La biblioteca dei Girolamini di Napoli possiede un’interessante raccolta di manoscritti che registrano le opinioni di Paisiello sui compositori a lui contemporanei.

Un pugliese “inventa” la settima arte

Fin dai tempi del muto, il cinema italiano e quello francese sono strettamente legati fra loro. Attori, registi e sceneggiatori di origine italiana si fanno largo nella «settima arte» transalpina.

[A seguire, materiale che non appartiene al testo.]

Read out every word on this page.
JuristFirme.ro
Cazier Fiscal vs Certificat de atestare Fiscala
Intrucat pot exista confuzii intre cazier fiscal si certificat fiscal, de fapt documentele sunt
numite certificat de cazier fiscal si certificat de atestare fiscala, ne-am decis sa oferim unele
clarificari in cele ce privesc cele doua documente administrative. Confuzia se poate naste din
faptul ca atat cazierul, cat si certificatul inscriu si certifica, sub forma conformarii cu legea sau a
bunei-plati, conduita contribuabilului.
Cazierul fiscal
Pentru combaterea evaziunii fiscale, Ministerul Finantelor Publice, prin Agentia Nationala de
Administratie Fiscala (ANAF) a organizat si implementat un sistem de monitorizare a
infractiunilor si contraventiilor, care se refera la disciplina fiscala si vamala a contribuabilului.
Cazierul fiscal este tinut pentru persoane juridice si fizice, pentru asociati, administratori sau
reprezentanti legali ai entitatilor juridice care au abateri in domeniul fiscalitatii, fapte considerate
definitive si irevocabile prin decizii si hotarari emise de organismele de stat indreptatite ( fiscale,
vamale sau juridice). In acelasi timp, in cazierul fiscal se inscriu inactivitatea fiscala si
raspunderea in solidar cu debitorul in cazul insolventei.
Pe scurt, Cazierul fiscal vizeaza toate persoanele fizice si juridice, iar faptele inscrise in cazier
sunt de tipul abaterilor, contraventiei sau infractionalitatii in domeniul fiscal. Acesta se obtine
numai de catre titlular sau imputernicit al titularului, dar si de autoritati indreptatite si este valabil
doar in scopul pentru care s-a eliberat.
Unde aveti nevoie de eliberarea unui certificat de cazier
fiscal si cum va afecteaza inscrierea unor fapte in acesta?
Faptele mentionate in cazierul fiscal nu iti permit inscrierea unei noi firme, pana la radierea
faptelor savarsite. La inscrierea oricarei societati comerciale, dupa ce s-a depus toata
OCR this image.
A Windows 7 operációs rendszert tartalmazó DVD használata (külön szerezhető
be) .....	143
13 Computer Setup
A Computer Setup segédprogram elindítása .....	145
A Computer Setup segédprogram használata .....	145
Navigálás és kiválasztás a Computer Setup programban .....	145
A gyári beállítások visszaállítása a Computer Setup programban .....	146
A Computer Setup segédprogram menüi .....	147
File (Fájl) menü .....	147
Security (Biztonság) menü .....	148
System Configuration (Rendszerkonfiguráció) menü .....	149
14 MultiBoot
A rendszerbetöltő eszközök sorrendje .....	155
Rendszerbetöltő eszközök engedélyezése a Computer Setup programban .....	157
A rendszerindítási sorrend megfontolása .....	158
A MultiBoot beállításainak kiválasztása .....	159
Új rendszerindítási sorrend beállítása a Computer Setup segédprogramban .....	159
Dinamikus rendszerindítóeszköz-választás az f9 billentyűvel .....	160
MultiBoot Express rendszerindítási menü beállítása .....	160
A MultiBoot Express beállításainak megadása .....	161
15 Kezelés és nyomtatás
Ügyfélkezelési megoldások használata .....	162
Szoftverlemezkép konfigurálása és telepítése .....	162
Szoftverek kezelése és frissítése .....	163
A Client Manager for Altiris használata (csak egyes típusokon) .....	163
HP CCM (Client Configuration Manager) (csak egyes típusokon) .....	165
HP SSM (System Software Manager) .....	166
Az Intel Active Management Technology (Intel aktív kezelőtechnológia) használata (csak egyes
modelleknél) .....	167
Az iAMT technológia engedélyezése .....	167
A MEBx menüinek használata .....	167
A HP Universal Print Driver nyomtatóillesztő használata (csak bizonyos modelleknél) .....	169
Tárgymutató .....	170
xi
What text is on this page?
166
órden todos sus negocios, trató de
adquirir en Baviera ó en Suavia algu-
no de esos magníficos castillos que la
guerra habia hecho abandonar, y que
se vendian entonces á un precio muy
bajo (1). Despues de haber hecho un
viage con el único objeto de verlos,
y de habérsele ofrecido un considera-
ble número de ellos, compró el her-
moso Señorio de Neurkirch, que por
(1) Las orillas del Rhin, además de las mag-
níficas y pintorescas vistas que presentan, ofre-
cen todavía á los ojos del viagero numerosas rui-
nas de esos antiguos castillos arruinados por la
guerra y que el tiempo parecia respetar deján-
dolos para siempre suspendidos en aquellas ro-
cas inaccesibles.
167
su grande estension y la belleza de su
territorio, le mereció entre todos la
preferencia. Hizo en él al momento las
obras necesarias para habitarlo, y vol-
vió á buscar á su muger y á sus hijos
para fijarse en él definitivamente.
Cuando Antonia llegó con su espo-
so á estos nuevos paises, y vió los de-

L’espressione stessa «settima arte», entrata nel linguaggio comune per indicare il regno di celluloide, è frutto delle riflessioni di un intellettuale italiano andato a vivere al di là delle Alpi: il pugliese Ricciotto Canudo (Gioia del Colle, Bari, 1877 – Parigi, 1923).

Ricciotto Canudo

Ricciotto Canudo (Gioia del Colle, Bari, 1877 – Parigi, 1923) è stato
un critico cinematografico, poeta e scrittore.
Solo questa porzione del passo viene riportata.